Remy Debes, a member of the middle school’s steering committee and a philosophy professor, presented the university’s plans for a new middle school to Shelby County Schools board members on Tuesday.
“My wife is Indian and we have biracial children and we have lots of concerns about the diversity inside Campus School. It’s not that it’s horrendous, but it’s not representative of Memphis,” Debes said. “So, the goal here has been from the get-go: How do we create a school that looks more like Memphis?”
But the university’s strategies to diversify its proposed middle school have not been tried at the elementary school, prompting questions from some school board members, who have the final say if the Shelby County Schools will contract with the university.
“I understand what your intent is behind the model, but it’s hard for me to understand that if that’s not currently reflected in how Campus School is,” said board chair Shante Avant. “It’d be interesting for me to learn from your committee what your plan is for that. Because if you don’t currently have a student body that is reflective of what you’re saying you want the school to be, how would you get there?”
“Campus Elementary was much more diverse when I was there in the 70s and 80s than it is now,” added school board member Michelle Robinson McKissack. “Be intentional. At that time, that first wave post-integration, they were intentionally trying to make sure they would do that.”
The university announced in March it would explore opening a middle school to build off the successes of Campus School, which often ranks among Memphis’ highest-performing on state tests. The school would be housed in the former St. Anne Catholic School near Highland Street and Spottswood Avenue.
So far, the university plans for a third of students to be children of faculty and staff, a third would come from the neighborhoods in a two-mile radius from the East Memphis school, and a third come be from the rest of the county.
Until recently, Campus School was the only school with a contract in Shelby County Compared to charter schools, contract schools have more say in how they choose students. That allows University of Memphis to give priority to children of faculty and staff. But federal law prohibits explicit race quotas for student enrollment.
Still, other schools, like the recently opened charter school Crosstown High, have attracted applicants who vary in academic standing, race, and class through community outreach campaigns.
Although Campus School is also open to university service staff who don’t make as much money as faculty, Debes said there’s room to grow in advertising the opportunity to them.
“And that’s one of the things we will work to try to disseminate information about the school — not just to the community and the county but the university faculty and staff,” he said.
“I hope that you will be very targeted in making those families aware that this is out there as an option for them,” McKissack said.
To attend the proposed middle school, students would have to meet three requirements:
- Satisfactory behavior
- Fewer than 15 unexcused absences, tardies, or early dismissals
- On or above grade level scores on the state’s TNReady test or MAPS, a national test on student growth.
Some school board members took issue with some of the admission requirements, saying they are too narrow to attract the diverse student body they are seeking. Debes said that’s why the school would accept teacher recommendations to explain why a student doesn’t meet one of the requirements.

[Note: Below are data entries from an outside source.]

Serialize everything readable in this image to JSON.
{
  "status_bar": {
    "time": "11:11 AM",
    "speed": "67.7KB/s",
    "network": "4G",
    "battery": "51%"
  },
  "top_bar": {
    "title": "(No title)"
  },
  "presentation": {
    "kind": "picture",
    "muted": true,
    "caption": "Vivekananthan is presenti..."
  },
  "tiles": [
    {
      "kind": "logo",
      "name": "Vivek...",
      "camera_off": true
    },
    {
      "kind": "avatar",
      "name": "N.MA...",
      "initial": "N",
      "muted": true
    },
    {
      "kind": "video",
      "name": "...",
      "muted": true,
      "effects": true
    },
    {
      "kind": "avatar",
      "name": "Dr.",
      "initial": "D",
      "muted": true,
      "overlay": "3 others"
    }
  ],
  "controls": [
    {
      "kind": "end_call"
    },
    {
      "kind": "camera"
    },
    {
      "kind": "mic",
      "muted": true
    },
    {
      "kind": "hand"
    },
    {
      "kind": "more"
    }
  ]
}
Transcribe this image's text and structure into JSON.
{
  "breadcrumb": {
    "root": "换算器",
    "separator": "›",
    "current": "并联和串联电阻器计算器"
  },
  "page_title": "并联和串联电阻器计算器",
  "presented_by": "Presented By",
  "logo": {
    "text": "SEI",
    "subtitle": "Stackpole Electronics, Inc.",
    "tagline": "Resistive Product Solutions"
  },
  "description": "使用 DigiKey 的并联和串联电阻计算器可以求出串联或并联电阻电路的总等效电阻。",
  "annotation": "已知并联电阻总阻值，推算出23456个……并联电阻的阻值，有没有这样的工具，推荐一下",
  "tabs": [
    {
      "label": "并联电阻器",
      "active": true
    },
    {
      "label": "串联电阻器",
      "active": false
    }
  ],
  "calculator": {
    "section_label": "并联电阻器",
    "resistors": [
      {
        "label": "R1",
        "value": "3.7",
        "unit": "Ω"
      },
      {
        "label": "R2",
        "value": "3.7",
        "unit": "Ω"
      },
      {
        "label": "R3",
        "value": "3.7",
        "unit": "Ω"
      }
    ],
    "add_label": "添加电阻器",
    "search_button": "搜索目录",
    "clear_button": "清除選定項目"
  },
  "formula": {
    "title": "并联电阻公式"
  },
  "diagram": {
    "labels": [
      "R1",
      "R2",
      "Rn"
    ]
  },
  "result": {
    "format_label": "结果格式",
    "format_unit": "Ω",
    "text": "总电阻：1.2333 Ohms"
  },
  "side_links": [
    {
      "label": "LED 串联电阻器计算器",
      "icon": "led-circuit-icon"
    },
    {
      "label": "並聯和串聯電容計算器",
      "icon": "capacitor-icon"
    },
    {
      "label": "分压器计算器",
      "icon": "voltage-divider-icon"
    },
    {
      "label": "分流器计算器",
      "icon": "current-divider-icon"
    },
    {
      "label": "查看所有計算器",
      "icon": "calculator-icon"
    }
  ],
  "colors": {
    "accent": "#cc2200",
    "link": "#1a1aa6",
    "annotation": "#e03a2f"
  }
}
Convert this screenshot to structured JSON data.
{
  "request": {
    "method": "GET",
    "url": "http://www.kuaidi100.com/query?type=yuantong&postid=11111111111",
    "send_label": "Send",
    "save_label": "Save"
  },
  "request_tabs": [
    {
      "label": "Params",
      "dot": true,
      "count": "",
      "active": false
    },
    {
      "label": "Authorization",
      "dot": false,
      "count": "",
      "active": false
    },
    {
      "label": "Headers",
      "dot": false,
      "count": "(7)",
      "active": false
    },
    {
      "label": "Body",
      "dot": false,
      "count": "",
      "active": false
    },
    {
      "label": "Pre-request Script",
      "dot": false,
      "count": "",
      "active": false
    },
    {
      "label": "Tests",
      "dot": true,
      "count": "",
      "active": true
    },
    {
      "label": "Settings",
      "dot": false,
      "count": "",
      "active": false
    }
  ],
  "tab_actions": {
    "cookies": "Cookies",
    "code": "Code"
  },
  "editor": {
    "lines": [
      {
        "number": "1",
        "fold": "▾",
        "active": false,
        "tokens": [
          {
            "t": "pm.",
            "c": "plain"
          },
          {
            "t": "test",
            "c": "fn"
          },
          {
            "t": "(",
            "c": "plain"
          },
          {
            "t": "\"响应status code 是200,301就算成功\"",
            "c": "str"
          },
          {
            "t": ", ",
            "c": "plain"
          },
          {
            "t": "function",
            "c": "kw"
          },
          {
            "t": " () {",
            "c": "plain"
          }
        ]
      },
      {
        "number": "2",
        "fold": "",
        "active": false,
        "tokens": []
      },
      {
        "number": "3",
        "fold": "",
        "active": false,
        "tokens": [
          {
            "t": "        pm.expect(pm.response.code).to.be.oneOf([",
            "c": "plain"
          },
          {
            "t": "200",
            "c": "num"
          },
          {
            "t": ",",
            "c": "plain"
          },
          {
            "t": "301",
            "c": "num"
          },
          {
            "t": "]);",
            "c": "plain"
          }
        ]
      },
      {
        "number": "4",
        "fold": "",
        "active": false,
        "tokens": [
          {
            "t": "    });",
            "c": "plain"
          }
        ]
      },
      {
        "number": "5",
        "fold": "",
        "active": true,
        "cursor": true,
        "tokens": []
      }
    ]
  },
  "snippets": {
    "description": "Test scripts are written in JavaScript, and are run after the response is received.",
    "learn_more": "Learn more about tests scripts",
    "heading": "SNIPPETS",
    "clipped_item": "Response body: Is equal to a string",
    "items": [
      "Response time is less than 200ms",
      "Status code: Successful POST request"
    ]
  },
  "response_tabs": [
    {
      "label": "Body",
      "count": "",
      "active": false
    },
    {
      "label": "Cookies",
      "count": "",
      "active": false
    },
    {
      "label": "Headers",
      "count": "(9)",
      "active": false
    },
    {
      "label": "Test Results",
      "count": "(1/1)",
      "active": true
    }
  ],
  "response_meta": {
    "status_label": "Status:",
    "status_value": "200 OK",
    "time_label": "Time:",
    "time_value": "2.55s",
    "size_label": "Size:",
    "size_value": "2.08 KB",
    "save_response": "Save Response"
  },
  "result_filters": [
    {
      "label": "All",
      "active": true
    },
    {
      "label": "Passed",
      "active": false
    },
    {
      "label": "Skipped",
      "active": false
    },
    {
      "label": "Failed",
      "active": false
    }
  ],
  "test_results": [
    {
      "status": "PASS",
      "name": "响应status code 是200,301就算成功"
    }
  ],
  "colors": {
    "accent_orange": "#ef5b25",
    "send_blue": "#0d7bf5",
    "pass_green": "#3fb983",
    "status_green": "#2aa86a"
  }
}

“We recognize that there are lots of brilliant children out there who are looking like they’re falling below grade level precisely because their learning styles are different,” he said. “We have to make sure the parents and families understand that just because you don’t meet those three criteria on official record, doesn’t mean there’s not a chance for your kid to get into that school.”
“I don’t know if a teacher is going to give a letter for a child who has (a poor grade) in conduct,” said board member Stephanie Love.
Debes said the university would look to Shelby County Schools for advice on reaching out to families in the area. But he also doesn’t want nearby schools — such as the sought-after Maxine Smith STEAM Academy — to think the university is poaching their smartest students.
Other details about the makeup of the school include a “project-based learning” curriculum focused on science, technology, engineering, and math where students take fewer tests and do more group work based on solving real-world problems. Funding for the school would be based on Shelby County Schools’ “student-based budgeting” model that is based on student need rather than a fixed amount for every student.
A contract is expected to be discussed during the board’s Nov. 27 work session, with a vote scheduled for Dec. 4.